Smoking remains high in America’s rural southern population, and the gap in smoking prevalence between rural and urban residents is growing.

The initial three years of this award will focus on shifting the current research paradigm to a new way of understanding smoke-free law adoption in rural, southern municipalities. The overarching goal is to reduce tobacco use disparities in rural, southern municipalities and promote social justice by fostering smoke-free laws and improving health outcomes.
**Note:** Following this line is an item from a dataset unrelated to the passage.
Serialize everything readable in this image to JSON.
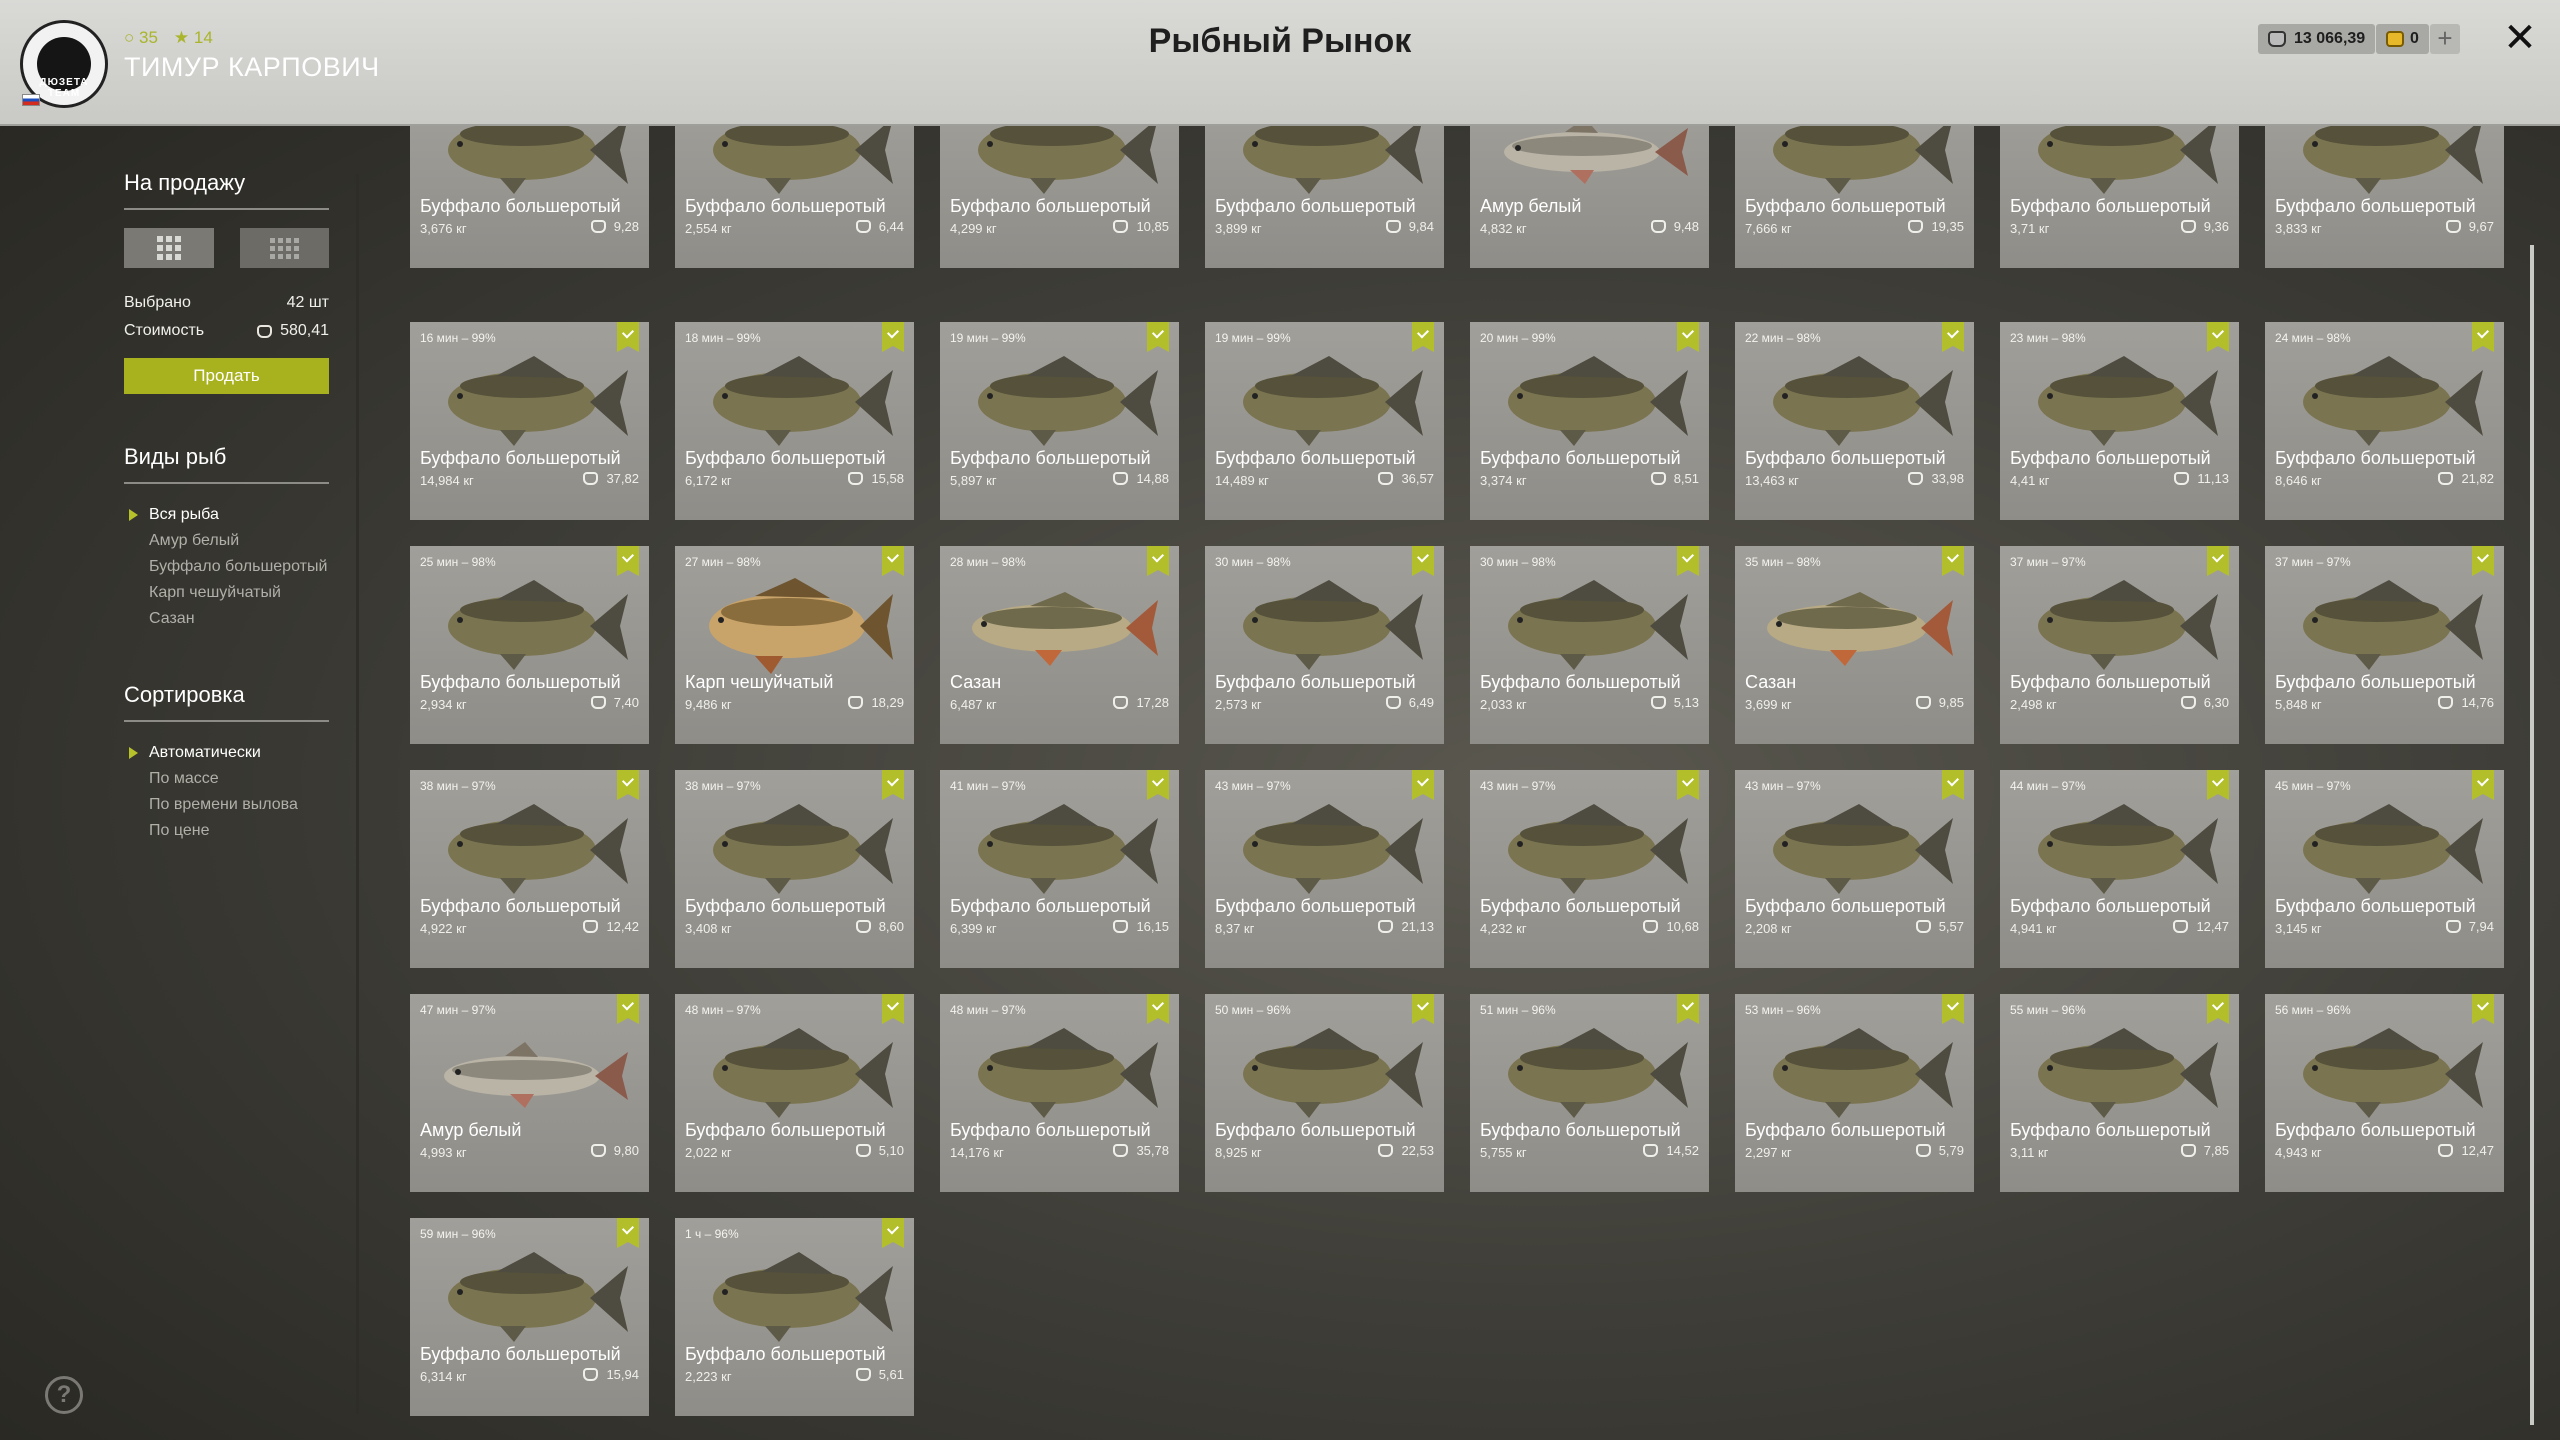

The MERIT Award will allow Dr. Fallin-Bennett to extend this project by an additional 2 years (total of 5 years of support at a budget of $2,002,724) through administrative review.

Dr. Amanda Fallin-Bennett is an active early-career tobacco control scientist with a focus on tobacco use and disparate populations. As a faculty associate in the Tobacco Policy Research Program, she is currently a Building Interdisciplinary Research Careers in Women's Health (BIRCWH) scholar, and is developing a program of research focused on tobacco use and tobacco-related policies in mental health and substance abuse treatment facilities. In June 2014, she completed a three-year postdoctoral fellowship with Dr. Stanton Glantz at the University of California San Francisco’s Center for Tobacco Control Research and Education. She has led projects related to tobacco use, policy and prevention for vulnerable populations: in tobacco growing states; and among lesbian, gay, bisexual and transgender adults, college students, and bar-going young adults. Fallin-Bennett has also led two multi-site capacity-building projects funded by California’s Tobacco Related Disease Research Program to evaluate smoke and tobacco-free college campus policies in California as an extension of her dissertation research. Dr. Fallin-Bennett will be teaching in the undergraduate research course and serving as co-coordinator for the undergraduate research internship program.